Türk edebiyatının geleneğinde yıllıklar önemli bir yer tutar. Varlık Yıllıkları, Nesin Vakfı Yıllıkları, Memet Fuat’ın hazırladığı yıllıklar, Mehmet H. Doğan’ın şiir yıllıkları ve Kemal Gündüzalp’in öykü yıllıkları bunlara örnektir. Yıllıklarda bir yılın dökümü yapılır, o yıl yayımlanan eserlerden seçmeler yayımlanır, yıl içinde yaşanan edebiyat tartışmaları özetlenirdi.
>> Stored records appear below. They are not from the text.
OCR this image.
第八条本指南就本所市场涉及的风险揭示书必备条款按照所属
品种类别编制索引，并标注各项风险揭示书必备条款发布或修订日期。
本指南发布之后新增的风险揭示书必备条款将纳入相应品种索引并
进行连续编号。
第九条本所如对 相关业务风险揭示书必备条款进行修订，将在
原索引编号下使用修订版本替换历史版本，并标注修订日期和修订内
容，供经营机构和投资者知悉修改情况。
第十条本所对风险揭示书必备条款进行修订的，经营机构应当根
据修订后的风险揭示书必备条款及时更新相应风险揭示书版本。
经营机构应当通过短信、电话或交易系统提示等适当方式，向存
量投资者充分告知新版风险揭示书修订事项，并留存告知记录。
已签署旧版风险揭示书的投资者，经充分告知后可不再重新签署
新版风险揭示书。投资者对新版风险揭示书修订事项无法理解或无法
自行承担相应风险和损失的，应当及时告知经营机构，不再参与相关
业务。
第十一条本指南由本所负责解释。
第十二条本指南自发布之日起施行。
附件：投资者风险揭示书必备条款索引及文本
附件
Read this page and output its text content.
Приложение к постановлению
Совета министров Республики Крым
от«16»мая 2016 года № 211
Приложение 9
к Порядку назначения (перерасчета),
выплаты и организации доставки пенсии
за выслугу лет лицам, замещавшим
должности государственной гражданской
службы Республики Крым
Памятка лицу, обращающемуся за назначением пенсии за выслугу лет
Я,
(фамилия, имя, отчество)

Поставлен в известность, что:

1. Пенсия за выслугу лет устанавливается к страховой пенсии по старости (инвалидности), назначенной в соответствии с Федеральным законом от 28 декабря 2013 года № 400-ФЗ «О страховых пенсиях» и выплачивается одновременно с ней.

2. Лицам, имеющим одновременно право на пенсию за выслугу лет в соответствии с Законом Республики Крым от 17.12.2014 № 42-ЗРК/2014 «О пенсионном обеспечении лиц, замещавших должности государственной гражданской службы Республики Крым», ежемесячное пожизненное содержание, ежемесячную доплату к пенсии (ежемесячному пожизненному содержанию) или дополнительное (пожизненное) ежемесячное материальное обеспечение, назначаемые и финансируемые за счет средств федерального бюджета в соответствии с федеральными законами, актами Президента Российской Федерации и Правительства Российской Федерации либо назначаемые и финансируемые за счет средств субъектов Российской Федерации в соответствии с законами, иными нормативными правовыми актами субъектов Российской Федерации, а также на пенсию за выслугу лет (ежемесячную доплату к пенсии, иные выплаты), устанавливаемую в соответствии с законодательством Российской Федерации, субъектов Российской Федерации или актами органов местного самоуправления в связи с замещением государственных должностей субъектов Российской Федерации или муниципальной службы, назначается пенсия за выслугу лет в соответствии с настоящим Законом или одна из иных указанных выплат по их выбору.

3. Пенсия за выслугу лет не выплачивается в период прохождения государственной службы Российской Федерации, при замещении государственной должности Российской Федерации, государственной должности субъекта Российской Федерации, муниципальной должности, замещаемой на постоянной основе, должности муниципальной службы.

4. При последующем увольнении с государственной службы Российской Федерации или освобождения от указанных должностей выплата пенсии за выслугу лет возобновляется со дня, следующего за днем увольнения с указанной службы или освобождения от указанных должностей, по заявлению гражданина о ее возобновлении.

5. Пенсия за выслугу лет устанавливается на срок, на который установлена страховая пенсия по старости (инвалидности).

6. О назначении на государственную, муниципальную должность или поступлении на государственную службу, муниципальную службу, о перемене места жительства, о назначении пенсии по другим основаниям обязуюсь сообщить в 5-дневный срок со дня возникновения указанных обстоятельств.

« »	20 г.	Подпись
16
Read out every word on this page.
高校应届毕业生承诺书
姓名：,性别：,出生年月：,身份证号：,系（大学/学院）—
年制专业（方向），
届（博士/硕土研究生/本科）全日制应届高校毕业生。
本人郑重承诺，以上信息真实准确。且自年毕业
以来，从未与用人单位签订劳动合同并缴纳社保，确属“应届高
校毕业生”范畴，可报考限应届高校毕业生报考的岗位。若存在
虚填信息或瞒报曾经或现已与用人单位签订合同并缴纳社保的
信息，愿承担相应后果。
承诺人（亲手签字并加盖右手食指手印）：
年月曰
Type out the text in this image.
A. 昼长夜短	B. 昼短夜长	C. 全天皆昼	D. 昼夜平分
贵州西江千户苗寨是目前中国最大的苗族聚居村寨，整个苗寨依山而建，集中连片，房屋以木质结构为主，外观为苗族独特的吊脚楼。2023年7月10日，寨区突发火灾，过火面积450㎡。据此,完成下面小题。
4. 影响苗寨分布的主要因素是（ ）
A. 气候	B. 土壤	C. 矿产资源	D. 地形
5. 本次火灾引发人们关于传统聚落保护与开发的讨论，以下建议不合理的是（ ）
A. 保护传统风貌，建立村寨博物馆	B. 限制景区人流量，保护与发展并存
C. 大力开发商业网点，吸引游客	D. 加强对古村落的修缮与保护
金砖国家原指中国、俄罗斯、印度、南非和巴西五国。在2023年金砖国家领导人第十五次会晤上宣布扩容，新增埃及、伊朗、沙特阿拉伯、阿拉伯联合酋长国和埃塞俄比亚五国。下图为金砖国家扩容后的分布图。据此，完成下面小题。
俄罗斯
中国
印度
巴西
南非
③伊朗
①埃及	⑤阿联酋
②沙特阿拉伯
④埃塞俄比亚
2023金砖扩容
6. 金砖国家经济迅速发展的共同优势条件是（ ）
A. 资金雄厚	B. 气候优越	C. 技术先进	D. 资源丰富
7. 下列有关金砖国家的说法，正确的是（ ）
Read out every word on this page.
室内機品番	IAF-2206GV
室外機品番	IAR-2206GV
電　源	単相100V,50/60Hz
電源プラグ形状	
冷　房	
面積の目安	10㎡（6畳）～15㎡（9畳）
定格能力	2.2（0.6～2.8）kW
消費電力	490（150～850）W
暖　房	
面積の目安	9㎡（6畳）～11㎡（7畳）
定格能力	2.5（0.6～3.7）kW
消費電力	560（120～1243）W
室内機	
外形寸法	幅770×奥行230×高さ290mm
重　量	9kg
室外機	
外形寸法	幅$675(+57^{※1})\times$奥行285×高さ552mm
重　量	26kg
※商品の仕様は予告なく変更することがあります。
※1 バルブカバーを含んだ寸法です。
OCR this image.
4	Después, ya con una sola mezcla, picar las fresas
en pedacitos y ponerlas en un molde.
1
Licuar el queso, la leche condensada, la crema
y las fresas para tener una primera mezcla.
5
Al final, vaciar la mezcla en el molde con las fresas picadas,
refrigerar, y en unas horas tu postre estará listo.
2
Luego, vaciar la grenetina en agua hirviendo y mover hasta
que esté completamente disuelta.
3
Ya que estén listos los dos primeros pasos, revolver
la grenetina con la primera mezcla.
Yıllıklarda bir de soruşturma bölümleri olurdu.

Biz burada, en azından yıllıkların soruşturma kısmını yaşatalım istiyoruz. Parşömen Sanal Fanzin olarak, bunu internet yayıncılığı yapan bir edebiyat dergisi olmamızın sınırları içerisinde yapabiliriz: Az soruyla, soruşturmaya yanıt veren her değerli katılımcının yanıtlarını ayrı ayrı yayımlayarak. Soruşturmada az soru olmasına rağmen, açılmaya veya genişletilmeye müsait konulara işaret ettiğimizi düşünüyoruz. Yanıtların uzunluğu konusunda hiçbir kısıtlamamız yok.

Eleştiri ortamımızın çoraklığı ortada. Bu yüzden soruşturmanın son sorusunu bilhassa çok önemsiyoruz. Yalnızca “en iyi” listeleri yapmakla yetinmek istemiyoruz. Sorunları ortaya koymanın birlikte düşünmeye, giderek çözümler üretmeye varacağını umut ediyoruz. Üçüncüsünü yaptığımız bu yılsonu soruşturmasını önümüzdeki yıllarda da sürdürmek niyetindeyiz.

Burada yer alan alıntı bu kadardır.